We can monitor progress within R using checkJobCompleted
and related functions:
checkJobRunning("Test001")
checkJobCompleted("Test001")
checkJobcheckJobFailed("Test001")
or at the linux command line, we can monitor progress using bjobs
:
bjobs -a -J Test001
which returns either RUN
(still running), EXIT
(failed and stopped), or DONE
(completed successfully).
Output
Finally we collect all the output files produced by the individual processors and concatenate them together with the function get_essential_output_df
:
df_essn <- get_essential_output_df(myJob$job_name, myJob$station_dir)
dim(df_essn)
str(df_essn)
So far, this is only done for “essentials” output, but can be extended to other outputs.

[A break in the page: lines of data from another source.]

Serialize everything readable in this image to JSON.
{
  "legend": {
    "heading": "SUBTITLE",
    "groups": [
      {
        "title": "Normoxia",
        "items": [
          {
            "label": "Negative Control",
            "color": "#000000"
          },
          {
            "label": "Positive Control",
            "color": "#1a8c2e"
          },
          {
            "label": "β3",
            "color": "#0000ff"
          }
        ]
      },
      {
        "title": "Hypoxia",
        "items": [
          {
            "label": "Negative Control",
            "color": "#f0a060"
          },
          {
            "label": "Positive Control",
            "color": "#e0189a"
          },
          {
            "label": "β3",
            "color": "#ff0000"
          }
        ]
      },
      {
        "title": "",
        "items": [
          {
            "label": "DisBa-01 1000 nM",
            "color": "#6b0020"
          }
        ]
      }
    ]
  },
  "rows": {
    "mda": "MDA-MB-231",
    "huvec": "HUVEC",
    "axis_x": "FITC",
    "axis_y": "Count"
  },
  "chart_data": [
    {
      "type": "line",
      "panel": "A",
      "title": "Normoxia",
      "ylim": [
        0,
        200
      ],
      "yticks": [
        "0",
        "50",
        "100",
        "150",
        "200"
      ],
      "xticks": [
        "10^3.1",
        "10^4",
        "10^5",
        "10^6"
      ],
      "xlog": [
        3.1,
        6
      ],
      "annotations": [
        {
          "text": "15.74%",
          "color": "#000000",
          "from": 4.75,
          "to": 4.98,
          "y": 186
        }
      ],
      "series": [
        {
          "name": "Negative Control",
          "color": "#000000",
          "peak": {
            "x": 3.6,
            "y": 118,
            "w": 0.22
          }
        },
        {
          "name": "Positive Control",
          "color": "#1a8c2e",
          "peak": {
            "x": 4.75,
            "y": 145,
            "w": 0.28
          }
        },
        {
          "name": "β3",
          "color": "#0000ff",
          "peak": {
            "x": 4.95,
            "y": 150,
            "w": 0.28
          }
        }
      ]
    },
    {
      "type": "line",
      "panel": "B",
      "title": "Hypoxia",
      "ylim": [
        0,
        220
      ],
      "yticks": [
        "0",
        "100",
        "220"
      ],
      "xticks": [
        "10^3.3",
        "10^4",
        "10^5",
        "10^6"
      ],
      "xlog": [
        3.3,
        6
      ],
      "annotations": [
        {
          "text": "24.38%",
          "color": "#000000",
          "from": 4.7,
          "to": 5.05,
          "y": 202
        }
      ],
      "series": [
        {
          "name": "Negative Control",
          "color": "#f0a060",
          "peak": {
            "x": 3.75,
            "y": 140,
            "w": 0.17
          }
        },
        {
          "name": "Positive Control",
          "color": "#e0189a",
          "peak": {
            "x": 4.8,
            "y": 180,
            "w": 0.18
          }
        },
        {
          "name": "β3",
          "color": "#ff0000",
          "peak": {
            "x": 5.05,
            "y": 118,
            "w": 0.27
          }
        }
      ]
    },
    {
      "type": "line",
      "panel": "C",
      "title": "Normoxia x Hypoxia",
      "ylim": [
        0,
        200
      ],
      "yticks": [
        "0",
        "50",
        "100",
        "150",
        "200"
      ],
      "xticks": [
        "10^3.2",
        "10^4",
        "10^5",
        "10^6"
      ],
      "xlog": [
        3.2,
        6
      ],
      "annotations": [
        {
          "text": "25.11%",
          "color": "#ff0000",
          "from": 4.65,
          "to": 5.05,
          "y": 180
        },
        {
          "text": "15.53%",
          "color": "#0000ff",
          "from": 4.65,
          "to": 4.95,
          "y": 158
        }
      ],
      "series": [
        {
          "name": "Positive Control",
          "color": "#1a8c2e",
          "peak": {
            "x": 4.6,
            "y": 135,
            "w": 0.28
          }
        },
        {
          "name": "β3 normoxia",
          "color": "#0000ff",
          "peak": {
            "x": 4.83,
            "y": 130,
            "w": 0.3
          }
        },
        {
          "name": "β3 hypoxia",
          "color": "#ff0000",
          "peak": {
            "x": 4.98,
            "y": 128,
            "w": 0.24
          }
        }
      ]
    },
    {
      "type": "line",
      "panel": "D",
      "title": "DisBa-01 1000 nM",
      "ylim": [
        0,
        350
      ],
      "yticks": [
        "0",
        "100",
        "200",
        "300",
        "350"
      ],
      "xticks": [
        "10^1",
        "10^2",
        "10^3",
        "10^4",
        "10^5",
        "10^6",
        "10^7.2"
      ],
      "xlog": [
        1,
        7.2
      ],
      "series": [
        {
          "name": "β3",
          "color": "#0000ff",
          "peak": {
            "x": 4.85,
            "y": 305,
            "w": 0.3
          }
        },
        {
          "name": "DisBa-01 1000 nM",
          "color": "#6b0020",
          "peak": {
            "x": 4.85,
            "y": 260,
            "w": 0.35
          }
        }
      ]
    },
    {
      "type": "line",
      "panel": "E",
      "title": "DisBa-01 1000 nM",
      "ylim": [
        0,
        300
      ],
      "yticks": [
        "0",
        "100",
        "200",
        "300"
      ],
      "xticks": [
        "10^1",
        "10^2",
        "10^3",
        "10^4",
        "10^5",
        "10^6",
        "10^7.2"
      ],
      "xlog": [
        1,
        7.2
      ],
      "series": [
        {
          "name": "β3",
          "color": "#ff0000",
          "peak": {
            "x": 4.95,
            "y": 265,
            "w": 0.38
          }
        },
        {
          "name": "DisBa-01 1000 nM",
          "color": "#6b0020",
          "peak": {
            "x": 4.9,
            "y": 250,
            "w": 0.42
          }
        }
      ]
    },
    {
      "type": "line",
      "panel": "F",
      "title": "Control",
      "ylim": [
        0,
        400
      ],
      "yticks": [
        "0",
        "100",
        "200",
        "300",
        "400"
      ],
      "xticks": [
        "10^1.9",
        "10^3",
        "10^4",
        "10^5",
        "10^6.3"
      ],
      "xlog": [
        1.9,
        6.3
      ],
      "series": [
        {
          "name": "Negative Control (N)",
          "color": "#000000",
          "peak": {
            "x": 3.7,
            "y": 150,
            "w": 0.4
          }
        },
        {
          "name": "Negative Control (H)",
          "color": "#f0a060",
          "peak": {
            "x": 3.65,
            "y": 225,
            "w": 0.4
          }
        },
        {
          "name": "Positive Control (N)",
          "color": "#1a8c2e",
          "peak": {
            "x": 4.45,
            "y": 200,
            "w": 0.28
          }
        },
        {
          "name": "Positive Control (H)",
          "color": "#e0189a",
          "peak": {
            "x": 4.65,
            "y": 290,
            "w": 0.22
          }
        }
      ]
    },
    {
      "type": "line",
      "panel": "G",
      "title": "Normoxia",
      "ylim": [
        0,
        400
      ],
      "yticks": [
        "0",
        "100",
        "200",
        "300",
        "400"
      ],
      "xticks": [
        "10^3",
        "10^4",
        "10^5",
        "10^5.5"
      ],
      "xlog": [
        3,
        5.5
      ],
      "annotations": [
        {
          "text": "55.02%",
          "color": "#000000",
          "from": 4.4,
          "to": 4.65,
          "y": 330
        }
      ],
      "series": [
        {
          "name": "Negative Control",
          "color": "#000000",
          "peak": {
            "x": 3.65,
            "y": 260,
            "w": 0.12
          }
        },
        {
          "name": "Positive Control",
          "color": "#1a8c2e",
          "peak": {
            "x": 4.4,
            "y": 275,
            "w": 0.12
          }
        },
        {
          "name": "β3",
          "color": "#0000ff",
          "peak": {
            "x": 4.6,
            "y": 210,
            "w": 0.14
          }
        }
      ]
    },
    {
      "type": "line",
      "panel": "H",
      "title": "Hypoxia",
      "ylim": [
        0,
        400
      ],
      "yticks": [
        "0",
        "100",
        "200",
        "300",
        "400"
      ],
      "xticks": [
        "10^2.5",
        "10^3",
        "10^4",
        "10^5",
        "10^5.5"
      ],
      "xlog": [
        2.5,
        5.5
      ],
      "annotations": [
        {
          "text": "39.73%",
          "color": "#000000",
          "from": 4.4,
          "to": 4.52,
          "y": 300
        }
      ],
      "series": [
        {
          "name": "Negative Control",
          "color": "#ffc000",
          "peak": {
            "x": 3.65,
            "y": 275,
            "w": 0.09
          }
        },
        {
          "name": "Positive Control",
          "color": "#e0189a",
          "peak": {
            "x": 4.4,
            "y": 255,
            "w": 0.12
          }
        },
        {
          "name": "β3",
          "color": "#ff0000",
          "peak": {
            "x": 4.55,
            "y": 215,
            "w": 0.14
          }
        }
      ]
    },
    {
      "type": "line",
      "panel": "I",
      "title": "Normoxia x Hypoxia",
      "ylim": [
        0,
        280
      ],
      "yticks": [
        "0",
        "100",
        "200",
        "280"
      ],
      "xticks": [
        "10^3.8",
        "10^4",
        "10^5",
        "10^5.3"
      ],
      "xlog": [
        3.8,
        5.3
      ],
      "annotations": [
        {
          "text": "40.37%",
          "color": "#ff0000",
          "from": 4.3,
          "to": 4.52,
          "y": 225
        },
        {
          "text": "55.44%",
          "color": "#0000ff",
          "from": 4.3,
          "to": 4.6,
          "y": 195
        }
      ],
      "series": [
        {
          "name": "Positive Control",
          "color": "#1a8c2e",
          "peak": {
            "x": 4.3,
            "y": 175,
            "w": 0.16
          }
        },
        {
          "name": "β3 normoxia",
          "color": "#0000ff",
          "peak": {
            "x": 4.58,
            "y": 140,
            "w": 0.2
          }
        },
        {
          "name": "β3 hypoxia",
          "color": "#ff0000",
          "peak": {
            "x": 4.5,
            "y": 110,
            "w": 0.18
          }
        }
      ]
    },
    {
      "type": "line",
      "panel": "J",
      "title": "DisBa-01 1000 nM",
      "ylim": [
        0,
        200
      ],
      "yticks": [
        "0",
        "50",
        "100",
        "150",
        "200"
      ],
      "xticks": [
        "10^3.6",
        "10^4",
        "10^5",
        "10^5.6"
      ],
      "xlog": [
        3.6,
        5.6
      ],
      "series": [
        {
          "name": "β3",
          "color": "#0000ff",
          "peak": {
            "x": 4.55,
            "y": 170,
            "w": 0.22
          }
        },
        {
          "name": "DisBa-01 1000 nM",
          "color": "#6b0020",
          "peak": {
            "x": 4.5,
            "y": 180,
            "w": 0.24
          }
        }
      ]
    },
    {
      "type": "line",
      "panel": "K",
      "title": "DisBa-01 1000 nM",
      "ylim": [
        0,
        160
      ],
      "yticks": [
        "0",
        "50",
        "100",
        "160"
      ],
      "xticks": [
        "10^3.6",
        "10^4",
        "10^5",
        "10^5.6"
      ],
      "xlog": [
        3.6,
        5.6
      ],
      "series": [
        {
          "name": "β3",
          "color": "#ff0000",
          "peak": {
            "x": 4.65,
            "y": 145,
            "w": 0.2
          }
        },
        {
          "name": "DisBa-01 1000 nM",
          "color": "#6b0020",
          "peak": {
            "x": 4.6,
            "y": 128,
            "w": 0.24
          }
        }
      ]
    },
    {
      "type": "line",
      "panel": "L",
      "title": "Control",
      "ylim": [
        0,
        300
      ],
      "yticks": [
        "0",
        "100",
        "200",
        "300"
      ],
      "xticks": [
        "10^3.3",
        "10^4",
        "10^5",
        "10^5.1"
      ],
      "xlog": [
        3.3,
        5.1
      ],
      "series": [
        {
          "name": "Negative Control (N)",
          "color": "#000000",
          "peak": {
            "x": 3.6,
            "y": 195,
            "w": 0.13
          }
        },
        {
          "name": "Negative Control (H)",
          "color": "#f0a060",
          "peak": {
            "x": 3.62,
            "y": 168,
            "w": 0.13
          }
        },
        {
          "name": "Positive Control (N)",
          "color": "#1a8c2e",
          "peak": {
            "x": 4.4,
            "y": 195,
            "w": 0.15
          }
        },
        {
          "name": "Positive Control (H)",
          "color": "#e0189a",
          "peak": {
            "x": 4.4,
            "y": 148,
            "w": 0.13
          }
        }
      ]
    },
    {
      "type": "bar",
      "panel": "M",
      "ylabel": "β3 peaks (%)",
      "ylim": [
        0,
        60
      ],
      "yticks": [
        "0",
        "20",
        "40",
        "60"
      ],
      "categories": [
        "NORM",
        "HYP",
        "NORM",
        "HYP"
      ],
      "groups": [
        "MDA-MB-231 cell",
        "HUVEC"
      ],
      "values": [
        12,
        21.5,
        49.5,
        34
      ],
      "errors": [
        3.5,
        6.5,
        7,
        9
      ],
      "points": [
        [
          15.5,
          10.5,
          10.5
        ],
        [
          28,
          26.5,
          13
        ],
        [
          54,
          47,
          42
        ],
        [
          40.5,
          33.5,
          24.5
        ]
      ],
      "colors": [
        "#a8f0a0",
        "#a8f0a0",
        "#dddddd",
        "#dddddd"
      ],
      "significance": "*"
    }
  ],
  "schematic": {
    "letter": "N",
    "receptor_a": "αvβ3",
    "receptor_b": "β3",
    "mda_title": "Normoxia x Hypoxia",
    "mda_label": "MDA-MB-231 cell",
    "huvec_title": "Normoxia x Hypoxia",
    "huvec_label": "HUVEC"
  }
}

Automatic processing using dropbox
An alternative way of seting up processing jobs, once the raw data and project/metadata/biomet files have been uploaded, is to use dropbox.
A dropbox folder can be shared with users
https://www.dropbox.com/home/eddystore_jobs
where they can place job request files. These must be named df_job_requests.csv
and have a fixed file format with user_email, job_name, siteID, stationID, procID, startDate, endDate, nProcessors
. An example is shown below, with two jobs, given arbitrary (but unique) job names:
user_email,job_name,siteID,stationID,procID,startDate,endDate,nProcessors plevy@ceh.ac.uk,JR0015,EB,EasterBush,CO2_H2O,01/07/2008 00:00,04/07/2008 23:30,4 plevy@ceh.ac.uk,JR0016,Balmoral,Balmoral,CO2_H2O,10/07/2018 00:00,14/07/2018 23:30,4
Currently, the system checks for new job requests once per hour (at 10 past) and creates and runs these jobs. This could be e.g. every 5 minutes when the system is live. Output is passed to the group workspace public folder where any error messages are shown and the concatenated “essentials” output file can be downloaded when the job is completed. A web interface will be produced which writes these job request files, via drop-down menus and selecting from available data.